The tests are a little artificial insofar as I’m using one LUN as a target, not many. I’ll try it with more LUNs and see if there’s a change, but I don’t expect one! The host OS is RHEL 5.3 x86_64 on a dual-socket, dual-core AMD Opteron with 6GB of RAM. The iSCSI driver in use a TCP/IP offload-enhanced version of the bnx2i driver, direct from HP.

Face-off: NetApp v. Sun

We currently have three VMware clusters: production, secure and test-dev. Production and secure are both ESX 3.5 U4 running NFS against a NetApp FAS3020; test-dev is a ESX 4 cluster running NFS & iSCSI against a NetApp R200. While I’m pretty happy with the FAS3020’s performance, they are certainly not cheap — we’re paying (around) $36k for a shelf that gives us around 8TB usable. You don’t need a calculator to tell you that’s more than $4000/TB. Of course, that price includes support, and NetApp support for us has been nothing short of extraordinary. The R200, by comparison, is quite slow as it’s rapidly approaching it’s EOS and EOL terms. So, before the end of the year it’s going to be replaced.

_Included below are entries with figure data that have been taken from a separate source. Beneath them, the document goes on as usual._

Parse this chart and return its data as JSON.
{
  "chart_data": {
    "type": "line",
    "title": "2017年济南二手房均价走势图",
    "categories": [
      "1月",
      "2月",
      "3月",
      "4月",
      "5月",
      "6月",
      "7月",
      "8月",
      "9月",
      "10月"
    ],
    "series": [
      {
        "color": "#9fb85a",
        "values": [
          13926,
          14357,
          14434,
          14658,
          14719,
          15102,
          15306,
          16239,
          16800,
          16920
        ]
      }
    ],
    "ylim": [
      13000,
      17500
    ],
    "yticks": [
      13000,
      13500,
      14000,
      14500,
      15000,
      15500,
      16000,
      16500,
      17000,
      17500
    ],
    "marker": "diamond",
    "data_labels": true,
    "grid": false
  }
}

However — and this came up at the recent New England VMUG — we are reaching an interesting paradigm in software, particularly virtualization, where the software itself (in this case, VMware vSphere) is doing enough of the “smarts” (e.g., snapshots and thin-provisioning) that you have to wonder if the price and performance you’re getting out of your filers makes sense from a cost/benefit viewpoint. While it’s great to have our NetApps do the snapshots and thin-provisioned volumes, it is a little wasteful; restoring from a snapshot typically means using something like rsync to pull back the portion of the NFS datastore you want, then either create a new VM or move the existing VM’s VMDKs out of the way. It’s not terrible, but it could be better.

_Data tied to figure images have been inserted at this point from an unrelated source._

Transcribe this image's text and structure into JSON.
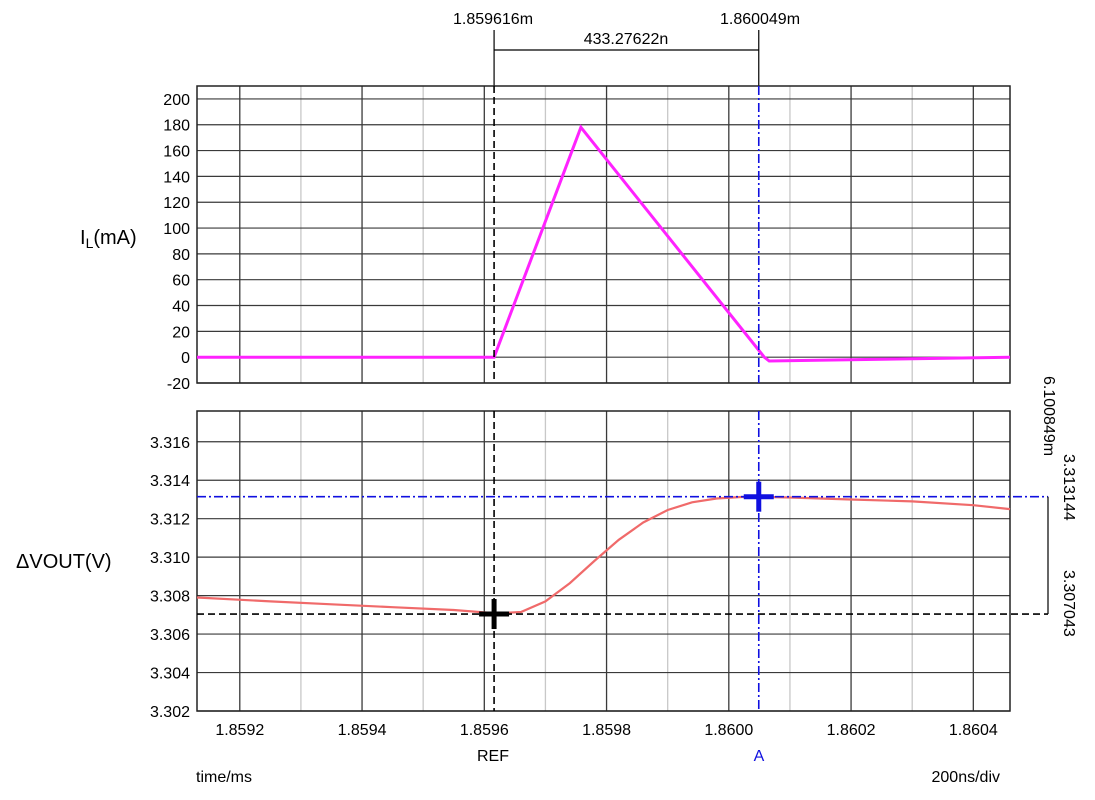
{
  "colors": {
    "current_trace": "#ff22ff",
    "voltage_trace": "#f06a6a",
    "cursor_a": "#1010e0",
    "cursor_ref": "#000000",
    "grid_major": "#3a3a3a",
    "grid_minor": "#c8c8c8"
  },
  "cursors": {
    "ref_time_label": "1.859616m",
    "a_time_label": "1.860049m",
    "delta_time_label": "433.27622n",
    "ref_marker": "REF",
    "a_marker": "A",
    "ref_value_label": "3.307043",
    "a_value_label": "3.313144",
    "delta_value_label": "6.100849m"
  },
  "footer": {
    "xunit": "time/ms",
    "timebase": "200ns/div"
  },
  "chart_data": [
    {
      "type": "line",
      "ylabel_main": "I",
      "ylabel_sub": "L",
      "ylabel_unit": "(mA)",
      "xlim": [
        1.85913,
        1.86046
      ],
      "ylim": [
        -20,
        210
      ],
      "yticks": [
        200,
        180,
        160,
        140,
        120,
        100,
        80,
        60,
        40,
        20,
        0,
        -20
      ],
      "ytick_labels": [
        "200",
        "180",
        "160",
        "140",
        "120",
        "100",
        "80",
        "60",
        "40",
        "20",
        "0",
        "-20"
      ],
      "grid": true,
      "series": [
        {
          "x": [
            1.85913,
            1.859616,
            1.859758,
            1.860058,
            1.860066,
            1.86046
          ],
          "y": [
            0,
            0,
            178,
            0,
            -3,
            0
          ]
        }
      ]
    },
    {
      "type": "line",
      "ylabel": "ΔVOUT(V)",
      "xlim": [
        1.85913,
        1.86046
      ],
      "ylim": [
        3.302,
        3.3176
      ],
      "yticks": [
        3.316,
        3.314,
        3.312,
        3.31,
        3.308,
        3.306,
        3.304,
        3.302
      ],
      "ytick_labels": [
        "3.316",
        "3.314",
        "3.312",
        "3.310",
        "3.308",
        "3.306",
        "3.304",
        "3.302"
      ],
      "xticks": [
        1.8592,
        1.8594,
        1.8596,
        1.8598,
        1.86,
        1.8602,
        1.8604
      ],
      "xtick_labels": [
        "1.8592",
        "1.8594",
        "1.8596",
        "1.8598",
        "1.8600",
        "1.8602",
        "1.8604"
      ],
      "grid": true,
      "series": [
        {
          "x": [
            1.85913,
            1.85925,
            1.85935,
            1.85945,
            1.85955,
            1.85962,
            1.85966,
            1.8597,
            1.85974,
            1.85978,
            1.85982,
            1.85986,
            1.8599,
            1.85994,
            1.85998,
            1.86002,
            1.86005,
            1.8601,
            1.8602,
            1.8603,
            1.8604,
            1.86046
          ],
          "y": [
            3.3079,
            3.3077,
            3.30755,
            3.3074,
            3.30725,
            3.30708,
            3.30715,
            3.3077,
            3.30865,
            3.3098,
            3.3109,
            3.3118,
            3.31245,
            3.31285,
            3.31305,
            3.31313,
            3.31314,
            3.3131,
            3.313,
            3.3129,
            3.3127,
            3.3125
          ]
        }
      ],
      "cursor_ref": {
        "x": 1.859616,
        "y": 3.307043
      },
      "cursor_a": {
        "x": 1.860049,
        "y": 3.313144
      }
    }
  ]
}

For this reason, and some others, I’m going to give one of these Sun Fire x4540 storage servers a shot. They are mighty powerful in terms of CPU speed compared to a NetApp filer (six-core AMD Opteron. And you can have more than one!), but decidedly lacking in the traditional software support. However, you do get ZFS, and as you can read at Ben’s Cuddletech blog, you can do some pretty cool things with it. At any rate, VMware Data Recovery lets you do incrementalized, snapshot-based backups from within vSphere itself; it ships as a vCenter plug-in and looks to be a great thing. So, I’m going to give one of these Sun Fire servers a shot and see how I think it goes.

At this point, I’ve ordered a trial of the base model (8 CPUs, 32GB of RAM, 12TB of disk!) to see how it performs. I imagine I’ll leave Solaris on it, and simply use it to front some iSCSI and/or NFS LUNs (and store them in ZFS.) I presume that I’ll let VMware do most of the storage shenanigans via Data Recovery and its native support for snapshots, though I’ll probably take a look at how ZFS can do some of these things, too.